第39回事業創造講座のご報告
群馬ニュービジネス協議会 第39回事業創造講座
2025年9月11日(木)
地域活性化における道の駅としての役割
講師 取締役駅長 星野 圭佑 氏/株式会社ヤマト 道の駅事業部 部長 兼 株式会社ロードステーション
私は中央総研で地域政策や企業戦略に携わった後、株式会社ヤマトに参画し、前橋市との官民連携で「道の駅前橋あかぎ」の企画から建設・運営までを一気通貫で担ってきた。全国に1,200を超える道の駅が存在する中で、単なる休憩・物販施設から脱却し、地域に根ざした新しい拠点づくりを目指している。

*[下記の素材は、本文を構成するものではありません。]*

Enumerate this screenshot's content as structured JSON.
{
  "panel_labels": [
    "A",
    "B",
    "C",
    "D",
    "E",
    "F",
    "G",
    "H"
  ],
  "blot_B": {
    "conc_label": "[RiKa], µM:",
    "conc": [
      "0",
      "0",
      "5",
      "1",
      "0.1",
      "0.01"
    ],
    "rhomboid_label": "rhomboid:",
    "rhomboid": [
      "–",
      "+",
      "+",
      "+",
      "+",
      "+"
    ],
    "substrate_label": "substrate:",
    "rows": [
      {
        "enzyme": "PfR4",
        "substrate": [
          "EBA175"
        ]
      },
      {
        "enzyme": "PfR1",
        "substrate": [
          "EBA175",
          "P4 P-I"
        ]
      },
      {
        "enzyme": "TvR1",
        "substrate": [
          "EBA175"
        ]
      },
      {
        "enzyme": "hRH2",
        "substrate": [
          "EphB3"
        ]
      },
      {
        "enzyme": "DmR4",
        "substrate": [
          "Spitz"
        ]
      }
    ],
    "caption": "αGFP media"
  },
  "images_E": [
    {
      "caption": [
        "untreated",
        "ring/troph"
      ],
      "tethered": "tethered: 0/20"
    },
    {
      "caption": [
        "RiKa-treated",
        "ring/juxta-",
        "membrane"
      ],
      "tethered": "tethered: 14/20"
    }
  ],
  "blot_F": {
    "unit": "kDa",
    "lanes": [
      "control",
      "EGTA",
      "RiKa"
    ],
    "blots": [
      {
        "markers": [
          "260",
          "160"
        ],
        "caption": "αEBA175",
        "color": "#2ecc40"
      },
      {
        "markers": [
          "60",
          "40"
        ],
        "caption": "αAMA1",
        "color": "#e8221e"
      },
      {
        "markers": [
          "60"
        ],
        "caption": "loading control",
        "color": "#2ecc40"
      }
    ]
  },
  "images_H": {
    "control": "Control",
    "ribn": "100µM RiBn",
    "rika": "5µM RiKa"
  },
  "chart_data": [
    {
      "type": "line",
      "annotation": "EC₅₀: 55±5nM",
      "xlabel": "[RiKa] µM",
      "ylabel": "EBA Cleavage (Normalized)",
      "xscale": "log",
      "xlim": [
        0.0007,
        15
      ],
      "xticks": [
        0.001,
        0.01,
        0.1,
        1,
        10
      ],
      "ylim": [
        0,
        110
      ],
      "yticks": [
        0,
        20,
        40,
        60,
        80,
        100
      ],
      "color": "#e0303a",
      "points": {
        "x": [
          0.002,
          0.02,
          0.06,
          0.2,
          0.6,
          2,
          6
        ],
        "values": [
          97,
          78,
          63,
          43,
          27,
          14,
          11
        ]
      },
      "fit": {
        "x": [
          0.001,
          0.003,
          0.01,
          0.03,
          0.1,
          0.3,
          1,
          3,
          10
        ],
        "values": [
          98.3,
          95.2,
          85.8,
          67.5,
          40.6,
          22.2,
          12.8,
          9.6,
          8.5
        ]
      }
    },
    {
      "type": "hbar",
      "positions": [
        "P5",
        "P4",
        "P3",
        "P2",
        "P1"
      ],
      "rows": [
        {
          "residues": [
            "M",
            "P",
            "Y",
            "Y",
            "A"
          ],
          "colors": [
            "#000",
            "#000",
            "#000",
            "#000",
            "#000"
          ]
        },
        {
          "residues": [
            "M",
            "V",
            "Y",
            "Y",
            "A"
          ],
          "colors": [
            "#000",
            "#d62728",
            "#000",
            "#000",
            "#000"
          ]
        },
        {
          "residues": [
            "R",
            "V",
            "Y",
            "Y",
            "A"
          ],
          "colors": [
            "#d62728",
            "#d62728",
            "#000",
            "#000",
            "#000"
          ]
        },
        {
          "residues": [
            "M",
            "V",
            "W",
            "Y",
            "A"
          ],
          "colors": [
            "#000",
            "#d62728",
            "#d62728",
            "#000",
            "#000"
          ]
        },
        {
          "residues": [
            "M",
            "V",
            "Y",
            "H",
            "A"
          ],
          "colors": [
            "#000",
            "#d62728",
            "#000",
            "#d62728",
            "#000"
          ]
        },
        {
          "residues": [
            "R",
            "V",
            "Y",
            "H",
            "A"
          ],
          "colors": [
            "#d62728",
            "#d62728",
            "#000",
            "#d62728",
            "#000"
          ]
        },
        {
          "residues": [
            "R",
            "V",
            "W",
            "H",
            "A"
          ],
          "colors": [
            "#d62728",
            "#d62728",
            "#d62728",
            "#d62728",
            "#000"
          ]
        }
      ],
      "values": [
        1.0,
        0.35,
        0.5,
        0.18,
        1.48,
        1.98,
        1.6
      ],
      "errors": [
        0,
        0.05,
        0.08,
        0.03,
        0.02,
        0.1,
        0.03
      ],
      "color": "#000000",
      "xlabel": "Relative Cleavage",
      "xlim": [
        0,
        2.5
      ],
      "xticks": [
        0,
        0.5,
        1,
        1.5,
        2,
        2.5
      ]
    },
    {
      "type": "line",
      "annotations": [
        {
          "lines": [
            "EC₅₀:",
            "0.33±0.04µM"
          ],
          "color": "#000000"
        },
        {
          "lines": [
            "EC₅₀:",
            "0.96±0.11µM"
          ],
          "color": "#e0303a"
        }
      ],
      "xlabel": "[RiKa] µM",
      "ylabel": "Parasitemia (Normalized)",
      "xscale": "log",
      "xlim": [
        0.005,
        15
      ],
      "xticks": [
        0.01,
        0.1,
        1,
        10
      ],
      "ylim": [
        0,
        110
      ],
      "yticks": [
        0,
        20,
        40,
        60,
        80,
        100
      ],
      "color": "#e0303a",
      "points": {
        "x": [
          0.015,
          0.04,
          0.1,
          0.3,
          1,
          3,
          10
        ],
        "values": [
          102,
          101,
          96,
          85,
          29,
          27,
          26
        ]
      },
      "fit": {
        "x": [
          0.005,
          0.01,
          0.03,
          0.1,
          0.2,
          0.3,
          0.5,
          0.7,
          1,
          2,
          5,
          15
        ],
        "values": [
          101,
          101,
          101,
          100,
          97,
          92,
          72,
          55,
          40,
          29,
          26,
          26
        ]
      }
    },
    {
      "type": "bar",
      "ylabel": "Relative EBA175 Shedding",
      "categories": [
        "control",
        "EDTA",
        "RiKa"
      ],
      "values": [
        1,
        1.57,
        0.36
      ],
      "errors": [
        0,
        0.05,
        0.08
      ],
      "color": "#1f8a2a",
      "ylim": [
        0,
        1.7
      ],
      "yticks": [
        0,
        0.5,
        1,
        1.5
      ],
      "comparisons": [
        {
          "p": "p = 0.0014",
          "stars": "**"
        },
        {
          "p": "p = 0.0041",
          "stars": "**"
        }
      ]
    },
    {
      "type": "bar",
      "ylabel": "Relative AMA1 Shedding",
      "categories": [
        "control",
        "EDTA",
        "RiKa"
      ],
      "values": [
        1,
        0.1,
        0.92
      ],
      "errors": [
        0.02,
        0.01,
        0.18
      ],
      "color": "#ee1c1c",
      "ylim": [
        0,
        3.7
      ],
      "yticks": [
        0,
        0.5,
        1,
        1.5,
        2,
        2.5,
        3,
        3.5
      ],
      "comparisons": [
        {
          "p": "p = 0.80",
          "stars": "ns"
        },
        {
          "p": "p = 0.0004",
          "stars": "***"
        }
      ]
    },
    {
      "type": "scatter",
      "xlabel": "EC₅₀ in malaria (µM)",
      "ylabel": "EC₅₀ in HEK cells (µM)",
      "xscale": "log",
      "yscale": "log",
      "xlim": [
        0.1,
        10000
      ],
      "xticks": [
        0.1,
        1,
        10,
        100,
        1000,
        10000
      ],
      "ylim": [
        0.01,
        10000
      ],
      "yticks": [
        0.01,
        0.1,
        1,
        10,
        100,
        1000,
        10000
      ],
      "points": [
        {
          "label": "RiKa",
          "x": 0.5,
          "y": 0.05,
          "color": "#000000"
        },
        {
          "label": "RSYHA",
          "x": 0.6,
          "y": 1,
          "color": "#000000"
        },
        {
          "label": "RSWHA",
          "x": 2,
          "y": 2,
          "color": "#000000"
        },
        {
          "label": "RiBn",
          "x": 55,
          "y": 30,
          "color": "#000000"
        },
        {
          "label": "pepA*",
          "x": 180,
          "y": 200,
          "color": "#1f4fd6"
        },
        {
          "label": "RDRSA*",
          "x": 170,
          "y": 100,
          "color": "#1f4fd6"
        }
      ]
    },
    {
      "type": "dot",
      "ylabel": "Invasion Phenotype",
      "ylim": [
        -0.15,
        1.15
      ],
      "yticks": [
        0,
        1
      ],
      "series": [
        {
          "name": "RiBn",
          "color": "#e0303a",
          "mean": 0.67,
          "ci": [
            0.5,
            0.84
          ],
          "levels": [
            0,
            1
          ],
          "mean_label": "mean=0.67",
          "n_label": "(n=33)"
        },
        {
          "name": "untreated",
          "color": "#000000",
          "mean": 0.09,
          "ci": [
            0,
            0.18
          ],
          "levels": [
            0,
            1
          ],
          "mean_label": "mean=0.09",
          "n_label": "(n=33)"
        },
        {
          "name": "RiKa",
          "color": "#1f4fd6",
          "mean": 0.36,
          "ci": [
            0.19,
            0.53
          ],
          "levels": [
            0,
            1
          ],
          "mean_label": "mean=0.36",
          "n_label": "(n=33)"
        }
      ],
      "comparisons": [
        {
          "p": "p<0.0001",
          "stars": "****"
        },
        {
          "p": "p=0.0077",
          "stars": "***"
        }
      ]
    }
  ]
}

これまでの道の駅は、JA系流通に依存した直売所や、観光案内に偏った施設が多かった。しかしそれでは差別化が難しく、地域の魅力が十分に伝わらない。そこで前橋あかぎでは、自ら315名の生産者を組織し、集荷や規格化を行う体制を整えた。さらに糖度や品質を数値化して「見える化」することで、適正価格での高付加価値販売を実現している。ここに行政予算では整備されにくい遊具やドッグランなどを民間投資で設置し、来訪理由をつくる仕組みを重ねた。
その結果、開業初年度には約440万人、2年目も約400万人近い来場者を迎え、累計で1,000万人を突破した。年間200回を超えるイベント開催も功を奏し、来訪者の15%が市内周遊に波及し、年間50億円規模の経済効果を生み出している。特筆すべきは、これまでの道の駅に少なかった若年層の来訪が多い点であり、地域の新しい関係人口創出につながっている。
『道の駅の役割転換』とは、地域にとって単なる物販拠点ではなく、体験や情報発信のプラットフォームとして機能することだ。SNSでの発信やテレビ取材の戦略的獲得によって、地域に関心を持つきっかけを生み出すことも大切である。官民の役割を再設計し、民間がリスクを取り模倣困難な価値を築くことで、道の駅は地方創生の一翼を担える。
今後は『地域課題を先に掴み、価値を見える化し、関係人口を増やす』ことがさらに重要になる。物販施設から地域のプラットフォームへ。群馬から発信する新しいモデルを磨き上げ、全国に広げていきたい。